Le caractère transgressif des œuvres choisies par Deborah De Robertis est devenu un morceau de l’histoire de l’art, presque une anecdote qu’on sussure à l’oreille des enfants face à l’œuvre – mais que peuvent penser les enfants hors de ces contextes historiques imposés par les musées. Les artistes de cette exposition sont seuls maîtres de leur corps, de leur nudité, de leur sexe et s’expriment grâce à lui. Ils militent sur différents sujets qui ont en commun la reprise en main de leur propre corps avec tout ce qu’il induit, ce qu’il représente, ce qu’il produit. Ils choisissent d’affronter le spectateur avec tout ce qu’il représente et c’est là qu’intervient la critique du contexte socio-politique. Ils s’attaquent chacun à sa manière à la façon de regarder, et donc à la censure dans ce qu’elle a de plus invisible. Ils posent des gestes, des actes en vis-à-vis à l’hypocrisie du regard de nos sociétés post-modernes.

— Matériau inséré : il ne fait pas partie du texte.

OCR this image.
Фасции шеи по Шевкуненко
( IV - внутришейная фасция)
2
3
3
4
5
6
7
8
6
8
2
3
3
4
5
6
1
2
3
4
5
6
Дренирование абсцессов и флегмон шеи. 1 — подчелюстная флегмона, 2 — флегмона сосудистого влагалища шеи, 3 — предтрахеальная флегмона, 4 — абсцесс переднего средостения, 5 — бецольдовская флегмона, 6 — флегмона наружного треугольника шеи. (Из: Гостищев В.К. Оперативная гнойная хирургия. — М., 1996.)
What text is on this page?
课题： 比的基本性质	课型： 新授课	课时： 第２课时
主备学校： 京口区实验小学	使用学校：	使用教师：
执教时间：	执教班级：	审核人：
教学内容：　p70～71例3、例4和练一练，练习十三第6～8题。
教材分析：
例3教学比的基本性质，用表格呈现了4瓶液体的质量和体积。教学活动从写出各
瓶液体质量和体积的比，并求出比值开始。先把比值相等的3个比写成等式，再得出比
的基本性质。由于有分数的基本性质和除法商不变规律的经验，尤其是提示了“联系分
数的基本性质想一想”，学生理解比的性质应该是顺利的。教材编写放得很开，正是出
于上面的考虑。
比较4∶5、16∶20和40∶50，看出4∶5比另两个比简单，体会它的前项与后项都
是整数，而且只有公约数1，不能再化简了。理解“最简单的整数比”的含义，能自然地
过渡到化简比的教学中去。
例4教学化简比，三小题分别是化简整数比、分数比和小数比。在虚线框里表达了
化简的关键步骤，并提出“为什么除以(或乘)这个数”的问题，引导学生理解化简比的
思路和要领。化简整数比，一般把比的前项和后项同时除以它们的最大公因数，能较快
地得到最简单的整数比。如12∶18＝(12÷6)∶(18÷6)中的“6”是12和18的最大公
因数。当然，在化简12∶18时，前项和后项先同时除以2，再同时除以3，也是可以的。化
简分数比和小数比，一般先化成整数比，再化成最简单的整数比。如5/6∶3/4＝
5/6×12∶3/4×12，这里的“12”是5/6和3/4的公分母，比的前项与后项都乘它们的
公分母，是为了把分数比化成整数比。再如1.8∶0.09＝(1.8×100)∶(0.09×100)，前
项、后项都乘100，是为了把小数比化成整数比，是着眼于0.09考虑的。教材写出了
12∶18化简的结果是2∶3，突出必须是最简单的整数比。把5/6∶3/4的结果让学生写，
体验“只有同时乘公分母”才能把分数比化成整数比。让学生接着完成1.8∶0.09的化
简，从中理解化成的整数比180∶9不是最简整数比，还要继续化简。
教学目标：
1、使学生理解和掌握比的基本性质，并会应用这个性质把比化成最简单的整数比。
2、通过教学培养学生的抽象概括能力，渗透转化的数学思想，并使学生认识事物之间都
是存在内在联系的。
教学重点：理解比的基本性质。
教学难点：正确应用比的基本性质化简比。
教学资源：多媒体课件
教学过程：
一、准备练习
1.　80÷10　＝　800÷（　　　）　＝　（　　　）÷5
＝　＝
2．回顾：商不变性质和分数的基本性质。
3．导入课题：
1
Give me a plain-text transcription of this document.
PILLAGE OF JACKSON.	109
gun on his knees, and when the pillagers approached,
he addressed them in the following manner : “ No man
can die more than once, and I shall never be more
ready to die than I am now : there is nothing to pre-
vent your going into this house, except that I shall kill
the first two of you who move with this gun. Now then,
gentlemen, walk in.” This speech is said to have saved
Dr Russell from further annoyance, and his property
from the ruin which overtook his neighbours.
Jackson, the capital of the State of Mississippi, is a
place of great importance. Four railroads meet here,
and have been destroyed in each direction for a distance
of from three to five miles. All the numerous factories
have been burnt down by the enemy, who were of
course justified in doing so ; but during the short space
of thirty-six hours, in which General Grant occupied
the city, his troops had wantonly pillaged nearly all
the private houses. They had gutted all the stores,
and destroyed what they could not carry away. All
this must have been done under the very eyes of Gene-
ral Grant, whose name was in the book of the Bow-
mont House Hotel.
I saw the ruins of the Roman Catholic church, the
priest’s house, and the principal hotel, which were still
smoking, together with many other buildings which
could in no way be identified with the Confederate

Deborah De Robertis interroge nos habitudes de regard sur la nudité féminine et les mécanismes de censure dans les institutions. Elle met en scène la représentation de son propre corps et questionne les paramètres de validation et de normativité de l’œuvre d’art. À travers sa série de photographies intitulée Mémoire de l’origine, l’artiste donne non pas un visage, mais un regard au célèbre tableau de Courbet.A travers la série l’artiste incite à considérer une autre réalité que celle a laquelle nous nous étions habitués. La performance donnée le 29 mai dernier au Musée d’Orsay affirmait un point essentiel de sa démarche : en ajoutant un regard au tableau, Deborah De Robertis invite au discours, elle «adresse le regard» comme on «adresse la parole».

Rim Battal combine la littérature, la poésie, la photographie et installations: chacun de ces médias l’aide à faire progresser sa réflexion sur le corps de la femme aujourd’hui.
« Comme une bête destinée à l’abattage, le corps de la femme est compartimenté, découpé, distribué à tous. Le corps de la femme est un territoire colonisé: par la religion, la société, la publicité, la tradition, la superstition…etc. qui en fait la coquille de l’honneur, l’incarnation tour à tour origine du mal ou de la vie, écrin des honneurs en mal d’incarnation, de l’érotisme. »

Nina El Polin est graffeur et travesti. Personnage subversif autant que revendicatif, elle s’invite dans des espaces urbains et artistiques en y laissant les traces d’actions éphémères, politiques et intimes. Son travail questionne la transgression dans l’art et la vie au quotidien, il est un point de vue critique et atypique sur la manière dont le graffiti est donné à voir par les institutions, ainsi que sur les possibilités pour l’artiste issu de la rue, d’accéder a un public diffèrent en restant intègre.

Laurette Massant née en 1985 est une artiste pluridisciplinaire qui utilise l’art vidéo, la performance, le dessin, les installations. Elle exploite ces techniques pour exprimer une vision globale d’une image qui, d’une part, prend ses racines dans les théories du philosophe français René Girard et, d’autre part, qui provoque une discussion au sujet de la représentation de la femme dans notre culture occidentale.